Solved: DHAP prevention and NDR from Exchange

kaloyan-velkov · ‎01-23-2025

Hello community,

We have the following scenario:

We have to enable NDRs being sent from the Exchange server in case the message isn't sent to a recipient (invalid recipient, full recipient mailbox, etc.), but we have a feeling that this will create the possibility that this will lay the ground for Directory Harvest Attacks. Thus, we want to enable the DHAP service in the Mail Flow Policy.

As per our understanding, for DHAP to be enabled, we need to create an LDAP accept query and set it to bounce or drop the messages when the recipient is invalid.
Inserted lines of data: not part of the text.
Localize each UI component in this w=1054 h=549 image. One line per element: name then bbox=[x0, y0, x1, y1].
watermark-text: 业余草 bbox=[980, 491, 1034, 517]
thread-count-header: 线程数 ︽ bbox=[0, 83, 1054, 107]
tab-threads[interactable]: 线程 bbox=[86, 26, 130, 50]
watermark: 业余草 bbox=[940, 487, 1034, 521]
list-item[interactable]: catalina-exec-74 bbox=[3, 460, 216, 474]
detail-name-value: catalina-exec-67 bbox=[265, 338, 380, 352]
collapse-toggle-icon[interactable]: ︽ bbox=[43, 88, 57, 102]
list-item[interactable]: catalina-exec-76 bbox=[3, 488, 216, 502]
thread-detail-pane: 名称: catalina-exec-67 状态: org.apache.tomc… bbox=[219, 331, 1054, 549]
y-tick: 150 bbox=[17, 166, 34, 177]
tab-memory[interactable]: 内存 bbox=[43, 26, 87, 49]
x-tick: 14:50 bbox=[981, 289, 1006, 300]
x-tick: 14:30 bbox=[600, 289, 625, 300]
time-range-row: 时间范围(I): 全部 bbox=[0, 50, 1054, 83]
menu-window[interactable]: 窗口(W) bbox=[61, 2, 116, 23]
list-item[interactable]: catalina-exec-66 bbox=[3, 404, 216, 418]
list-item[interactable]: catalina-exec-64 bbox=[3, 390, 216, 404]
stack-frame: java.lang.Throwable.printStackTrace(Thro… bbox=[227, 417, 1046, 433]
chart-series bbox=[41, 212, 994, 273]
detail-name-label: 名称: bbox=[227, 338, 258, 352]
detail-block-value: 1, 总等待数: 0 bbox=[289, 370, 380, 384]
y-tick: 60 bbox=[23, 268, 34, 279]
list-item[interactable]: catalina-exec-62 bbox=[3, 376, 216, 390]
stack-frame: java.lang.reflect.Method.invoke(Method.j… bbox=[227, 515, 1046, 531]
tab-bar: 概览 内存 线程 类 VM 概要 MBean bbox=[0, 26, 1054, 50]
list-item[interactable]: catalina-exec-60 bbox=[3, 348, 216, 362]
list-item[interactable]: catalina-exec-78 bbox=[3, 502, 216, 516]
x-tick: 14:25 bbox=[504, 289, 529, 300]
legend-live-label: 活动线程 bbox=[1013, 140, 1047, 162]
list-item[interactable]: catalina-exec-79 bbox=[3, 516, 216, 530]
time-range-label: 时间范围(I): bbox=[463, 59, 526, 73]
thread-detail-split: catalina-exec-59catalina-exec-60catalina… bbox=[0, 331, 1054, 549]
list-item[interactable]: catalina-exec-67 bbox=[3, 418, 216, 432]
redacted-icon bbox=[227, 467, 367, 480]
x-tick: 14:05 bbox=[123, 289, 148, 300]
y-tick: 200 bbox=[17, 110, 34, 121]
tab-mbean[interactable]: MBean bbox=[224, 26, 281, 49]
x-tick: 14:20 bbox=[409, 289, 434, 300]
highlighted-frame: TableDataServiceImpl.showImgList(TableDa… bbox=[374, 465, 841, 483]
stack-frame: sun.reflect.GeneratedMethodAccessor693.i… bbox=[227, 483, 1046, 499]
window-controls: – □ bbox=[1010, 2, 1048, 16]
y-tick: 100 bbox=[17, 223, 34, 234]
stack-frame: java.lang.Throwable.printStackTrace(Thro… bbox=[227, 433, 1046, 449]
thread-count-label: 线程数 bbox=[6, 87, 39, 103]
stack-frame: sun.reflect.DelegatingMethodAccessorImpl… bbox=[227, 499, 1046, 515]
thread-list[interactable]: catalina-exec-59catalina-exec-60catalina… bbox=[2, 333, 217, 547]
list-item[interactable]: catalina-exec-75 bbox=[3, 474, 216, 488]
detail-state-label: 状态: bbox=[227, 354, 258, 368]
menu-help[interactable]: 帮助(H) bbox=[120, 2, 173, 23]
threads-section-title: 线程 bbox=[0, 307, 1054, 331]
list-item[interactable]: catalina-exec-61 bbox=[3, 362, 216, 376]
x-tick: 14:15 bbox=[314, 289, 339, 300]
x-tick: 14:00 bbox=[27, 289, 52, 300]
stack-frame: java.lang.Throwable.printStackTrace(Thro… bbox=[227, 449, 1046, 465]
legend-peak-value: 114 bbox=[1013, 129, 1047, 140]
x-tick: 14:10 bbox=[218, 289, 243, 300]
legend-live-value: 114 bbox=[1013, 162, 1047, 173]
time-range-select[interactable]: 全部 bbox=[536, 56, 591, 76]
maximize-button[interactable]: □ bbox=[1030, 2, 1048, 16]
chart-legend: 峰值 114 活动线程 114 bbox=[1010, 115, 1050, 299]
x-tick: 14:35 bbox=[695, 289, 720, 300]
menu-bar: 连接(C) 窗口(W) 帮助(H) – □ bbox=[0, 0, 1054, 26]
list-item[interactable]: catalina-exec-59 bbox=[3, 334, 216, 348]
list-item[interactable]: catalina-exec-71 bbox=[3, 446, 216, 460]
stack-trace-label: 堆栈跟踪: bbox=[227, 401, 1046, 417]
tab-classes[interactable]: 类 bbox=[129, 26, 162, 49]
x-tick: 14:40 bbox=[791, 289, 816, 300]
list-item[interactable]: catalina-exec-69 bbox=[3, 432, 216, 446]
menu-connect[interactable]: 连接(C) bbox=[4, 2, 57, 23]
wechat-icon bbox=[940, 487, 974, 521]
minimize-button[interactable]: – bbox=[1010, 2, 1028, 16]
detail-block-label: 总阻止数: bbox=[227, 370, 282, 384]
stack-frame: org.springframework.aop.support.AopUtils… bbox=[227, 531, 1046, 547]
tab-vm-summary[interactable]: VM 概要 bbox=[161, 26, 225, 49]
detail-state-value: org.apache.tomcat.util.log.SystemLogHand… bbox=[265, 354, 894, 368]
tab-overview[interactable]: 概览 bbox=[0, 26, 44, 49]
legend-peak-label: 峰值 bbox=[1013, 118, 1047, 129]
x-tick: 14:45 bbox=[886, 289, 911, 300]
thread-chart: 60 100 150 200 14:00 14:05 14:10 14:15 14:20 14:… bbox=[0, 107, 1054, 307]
After the threshold is hit the ESA should drop the connection and the sending party should be timed out for an hour and send an alarm that a potential Directory Harvest Attack is happening.

We have the following questions:

Is it possible for the Exchange server to receive the emails, even if the recipient is invalid, so it can send out its message that the mailbox is invalid ?

Is it possible to send some kind of message to the sender from the ESA if the recipient is invalid and the message doesn't reach the Exchange server (as it is cut off during the ESA filtering)?

Ken Stieers · ‎01-23-2025

No the Exchange server won't get the email and therefore can't send the NDR. That's the point of the LDAP accept query, to not procees mail that is going nowhere.

The ESA can send the NDR if you configure it to do so.

View solution in original post

Ken Stieers · ‎01-23-2025

No the Exchange server won't get the email and therefore can't send the NDR. That's the point of the LDAP accept query, to not procees mail that is going nowhere.

The ESA can send the NDR if you configure it to do so.